2- Dans la plupart des pays de la circonscription la communauté française est l’une des principales communautés européennes du pays (sauf au Pakistan et en Afghanistan). Mais la proportion de binationaux diffère, or la demande des binationaux, mieux intégrés et plus durablement installés, est souvent différente de celle des expatriés. Par ailleurs la France reste plus active que beaucoup de ses partenaires européens dans la gestion de la sécurité de ses ressortissants.

3- Les Français de passage constituent une population hétérogène. Dans l’ensemble de la région c’est moins le parcours que la façon de voyager qui fait la différence, entre des groupes de touristes bien encadrés (par les voyagistes et par les autorités locales : Iran, Turkménistan, Ouzbékistan, Kazakhstan) et d’autre part des voyageurs individuels plus aventureux (Iran, toute l’Asie centrale, parfois l’ouest de l’Afghanistan). Les voyageurs d’affaires devraient constituer une catégorie spécifique en croissance en Iran dans l’année à venir.

III. Mesures prises

1. L’éloignement des bases militaires françaises (sauf le cas particulier de l’Afghanistan) et des accès maritimes (sauf le cas du sud du Pakistan) oblige à penser nos mesures d’urgence en termes de confinement, puis d’évacuation par voie aérienne si besoin.
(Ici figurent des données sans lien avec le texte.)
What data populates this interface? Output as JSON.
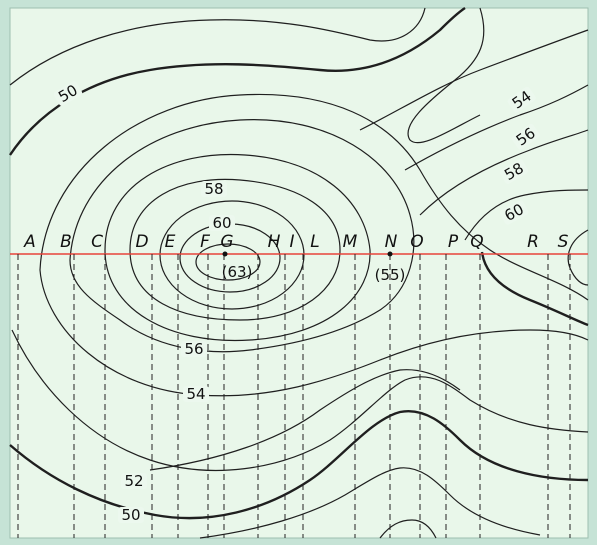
{
  "section_letters": [
    "A",
    "B",
    "C",
    "D",
    "E",
    "F",
    "G",
    "H",
    "I",
    "L",
    "M",
    "N",
    "O",
    "P",
    "Q",
    "R",
    "S"
  ],
  "contour_labels": [
    "50",
    "54",
    "56",
    "58",
    "60",
    "58",
    "60",
    "56",
    "54",
    "52",
    "50"
  ],
  "spot_heights": [
    "(63)",
    "(55)"
  ],
  "colors": {
    "background": "#d8efe4",
    "frame": "#c6e3d6",
    "contour": "#1f1f1f",
    "section_line": "#e8433a"
  }
}
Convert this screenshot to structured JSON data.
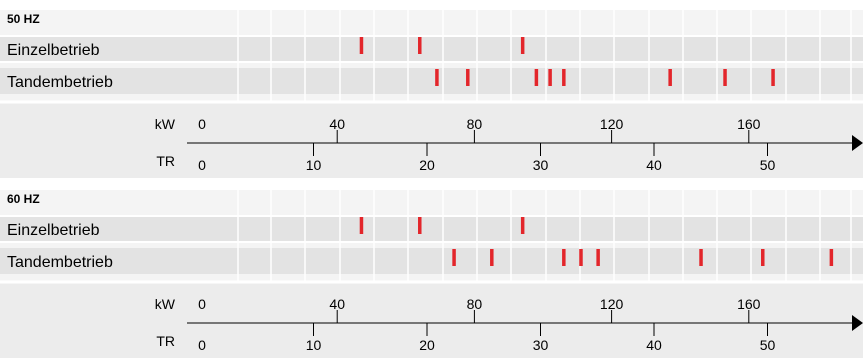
{
  "chart_data": [
    {
      "type": "scatter",
      "title": "50 HZ",
      "rows": [
        {
          "label": "Einzelbetrieb",
          "kw_values": [
            47,
            64,
            94
          ]
        },
        {
          "label": "Tandembetrieb",
          "kw_values": [
            69,
            78,
            98,
            102,
            106,
            137,
            153,
            167
          ]
        }
      ],
      "axes": {
        "kw": {
          "label": "kW",
          "range": [
            0,
            190
          ],
          "ticks": [
            0,
            40,
            80,
            120,
            160
          ]
        },
        "tr": {
          "label": "TR",
          "range": [
            0,
            54
          ],
          "ticks": [
            0,
            10,
            20,
            30,
            40,
            50
          ]
        }
      },
      "marker_color": "#e3262b",
      "grid": true
    },
    {
      "type": "scatter",
      "title": "60 HZ",
      "rows": [
        {
          "label": "Einzelbetrieb",
          "kw_values": [
            47,
            64,
            94
          ]
        },
        {
          "label": "Tandembetrieb",
          "kw_values": [
            74,
            85,
            106,
            111,
            116,
            146,
            164,
            184
          ]
        }
      ],
      "axes": {
        "kw": {
          "label": "kW",
          "range": [
            0,
            190
          ],
          "ticks": [
            0,
            40,
            80,
            120,
            160
          ]
        },
        "tr": {
          "label": "TR",
          "range": [
            0,
            54
          ],
          "ticks": [
            0,
            10,
            20,
            30,
            40,
            50
          ]
        }
      },
      "marker_color": "#e3262b",
      "grid": true
    }
  ]
}
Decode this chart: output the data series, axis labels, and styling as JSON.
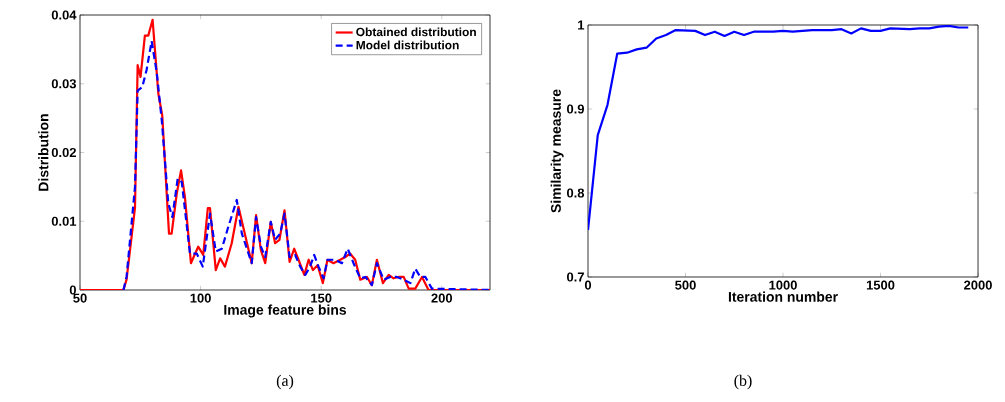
{
  "chart_data": [
    {
      "type": "line",
      "xlabel": "Image feature bins",
      "ylabel": "Distribution",
      "xlim": [
        50,
        220
      ],
      "xticks": [
        50,
        100,
        150,
        200
      ],
      "ylim": [
        0,
        0.04
      ],
      "yticks": [
        0,
        0.01,
        0.02,
        0.03,
        0.04
      ],
      "legend": "top right",
      "annotations": [
        "(a)"
      ],
      "series": [
        {
          "name": "Obtained distribution",
          "color": "#ff0000",
          "line_style": "solid",
          "x": [
            50,
            68,
            69.3,
            72.8,
            73.9,
            75.1,
            76.9,
            78.3,
            80.1,
            82.5,
            84.1,
            86.9,
            88,
            90.1,
            91.9,
            93.5,
            96,
            99,
            101.1,
            103,
            103.9,
            106.3,
            108.1,
            110.1,
            112.9,
            115.7,
            121.2,
            123,
            125,
            126.8,
            129.1,
            130.9,
            132.7,
            134.8,
            136.9,
            138.8,
            140.6,
            143,
            144.8,
            146.6,
            148.5,
            150.7,
            152.6,
            155.1,
            157.9,
            160,
            162,
            164.1,
            166.2,
            169,
            171,
            173.1,
            175.6,
            178,
            180,
            182.1,
            184.2,
            186.3,
            189,
            191.8,
            194.5,
            220
          ],
          "values": [
            0,
            0,
            0.0015,
            0.012,
            0.0327,
            0.031,
            0.037,
            0.037,
            0.0393,
            0.0285,
            0.0254,
            0.0082,
            0.0082,
            0.014,
            0.0174,
            0.0135,
            0.0039,
            0.0063,
            0.0051,
            0.0119,
            0.0119,
            0.0029,
            0.0046,
            0.0034,
            0.0068,
            0.0121,
            0.0039,
            0.0109,
            0.0058,
            0.0039,
            0.0099,
            0.0068,
            0.0073,
            0.0116,
            0.0041,
            0.006,
            0.0044,
            0.0022,
            0.0044,
            0.0029,
            0.0036,
            0.001,
            0.0044,
            0.0039,
            0.0044,
            0.0048,
            0.0053,
            0.0044,
            0.0015,
            0.0019,
            0.0007,
            0.0044,
            0.001,
            0.0022,
            0.0017,
            0.0019,
            0.0019,
            0.0002,
            0.0002,
            0.0019,
            0,
            0
          ]
        },
        {
          "name": "Model distribution",
          "color": "#0000ff",
          "line_style": "dashed",
          "x": [
            68,
            69.3,
            72.8,
            73.9,
            75.8,
            77.6,
            79.7,
            81.8,
            83.9,
            86.6,
            88.3,
            90.5,
            92.2,
            95.6,
            98.4,
            100.9,
            103.9,
            106.3,
            108.8,
            111.5,
            115,
            117.1,
            119.2,
            121.2,
            123,
            125,
            126.8,
            129.1,
            130.9,
            133,
            134.8,
            136.9,
            139.2,
            141.3,
            143.4,
            145.4,
            147.1,
            148.9,
            151,
            152.6,
            155.8,
            158.6,
            161,
            163.4,
            166.2,
            168.3,
            171,
            173.1,
            175.9,
            178.6,
            181.4,
            184.2,
            187,
            189,
            191.1,
            193.2,
            195.9,
            220
          ],
          "values": [
            0,
            0.0019,
            0.015,
            0.029,
            0.0295,
            0.032,
            0.0362,
            0.0317,
            0.0247,
            0.0126,
            0.0106,
            0.0162,
            0.0157,
            0.0053,
            0.0053,
            0.0034,
            0.0111,
            0.0056,
            0.006,
            0.0092,
            0.0131,
            0.0082,
            0.006,
            0.0039,
            0.0106,
            0.0063,
            0.0048,
            0.0099,
            0.0073,
            0.0082,
            0.0111,
            0.0048,
            0.0051,
            0.0034,
            0.0022,
            0.0034,
            0.0051,
            0.0034,
            0.0017,
            0.0044,
            0.0044,
            0.0039,
            0.006,
            0.0039,
            0.0017,
            0.0019,
            0.0007,
            0.0039,
            0.0015,
            0.0019,
            0.0019,
            0.0015,
            0.001,
            0.0031,
            0.0019,
            0.0019,
            0.0002,
            0
          ]
        }
      ]
    },
    {
      "type": "line",
      "xlabel": "Iteration number",
      "ylabel": "Similarity measure",
      "xlim": [
        0,
        2000
      ],
      "xticks": [
        0,
        500,
        1000,
        1500,
        2000
      ],
      "ylim": [
        0.7,
        1
      ],
      "yticks": [
        0.7,
        0.8,
        0.9,
        1
      ],
      "annotations": [
        "(b)"
      ],
      "series": [
        {
          "color": "#0000ff",
          "line_style": "solid",
          "x": [
            0,
            50,
            100,
            150,
            200,
            250,
            300,
            350,
            400,
            450,
            550,
            600,
            650,
            700,
            750,
            800,
            850,
            950,
            1000,
            1050,
            1150,
            1250,
            1300,
            1350,
            1400,
            1450,
            1500,
            1550,
            1650,
            1700,
            1750,
            1800,
            1850,
            1900,
            1950
          ],
          "values": [
            0.756,
            0.869,
            0.905,
            0.966,
            0.967,
            0.971,
            0.973,
            0.984,
            0.988,
            0.994,
            0.993,
            0.988,
            0.992,
            0.987,
            0.992,
            0.988,
            0.992,
            0.992,
            0.993,
            0.992,
            0.994,
            0.994,
            0.995,
            0.99,
            0.996,
            0.993,
            0.993,
            0.996,
            0.995,
            0.996,
            0.996,
            0.998,
            0.999,
            0.997,
            0.997
          ]
        }
      ]
    }
  ]
}
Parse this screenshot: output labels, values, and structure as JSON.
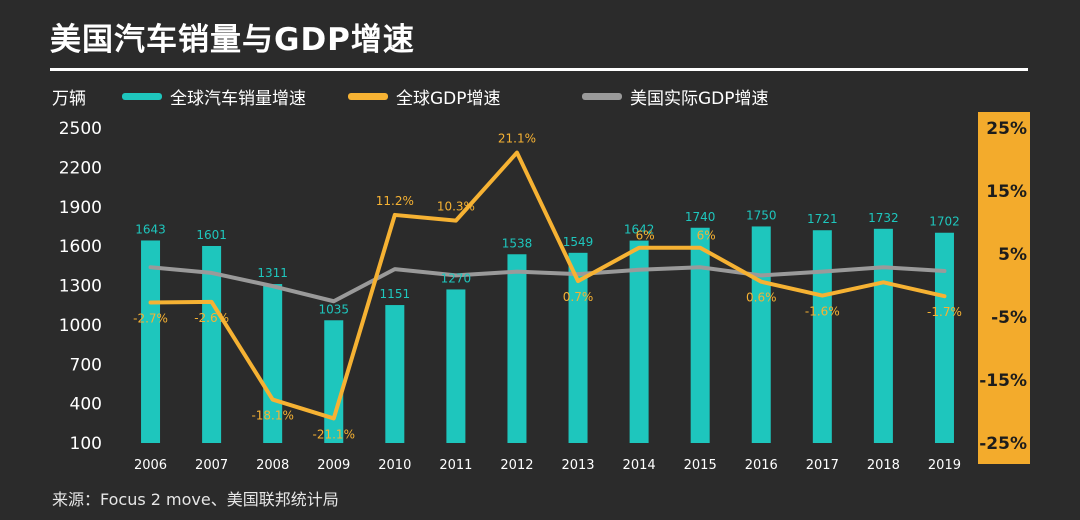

L’Asie centrale ex-soviétique et l’Iran disposent de secours locaux relativement bien organisés (ministères des situations d’urgence sur le modèle russe, croissant rouge iranien). Ailleurs la réponse est organisée de façon plus désordonnée par différent types d’acteurs, gouvernementaux (armée) ou non.

2. Comme signalé plus haut, les ambassades de la circonscription ont fait à l’été un rappel spécifique de vigilance lié à l’impact des opérations françaises contre Daech.

3. Toutes les ambassades mettent à jour un plan de sécurité informatisé, qui permet à chacune de connaître l’analyse du risque des pays limitrophes. En outre le ministère des affaires étrangères peut extraire ces données et les utiliser pour une action depuis Paris ou depuis un pays voisin.

4. Toutes les ambassades procèdent à au moins une réunion annuelle du Comité de sécurité. Les conseils aux voyageurs sont régulièrement mis à jour, sur proposition des postes de la région (les normes ISO auxquelles le MAEDI a adhéré imposent un réexamen régulier, et la durée de vie des ajouts dans les rubriques « dernière minute » est limitée à 90 jours). Des conseils aux voyageurs d’affaire, qui mettront l’accent sur les conditions d’entrée et de séjour de ce public, sont en cours d’élaboration dans les postes de la région.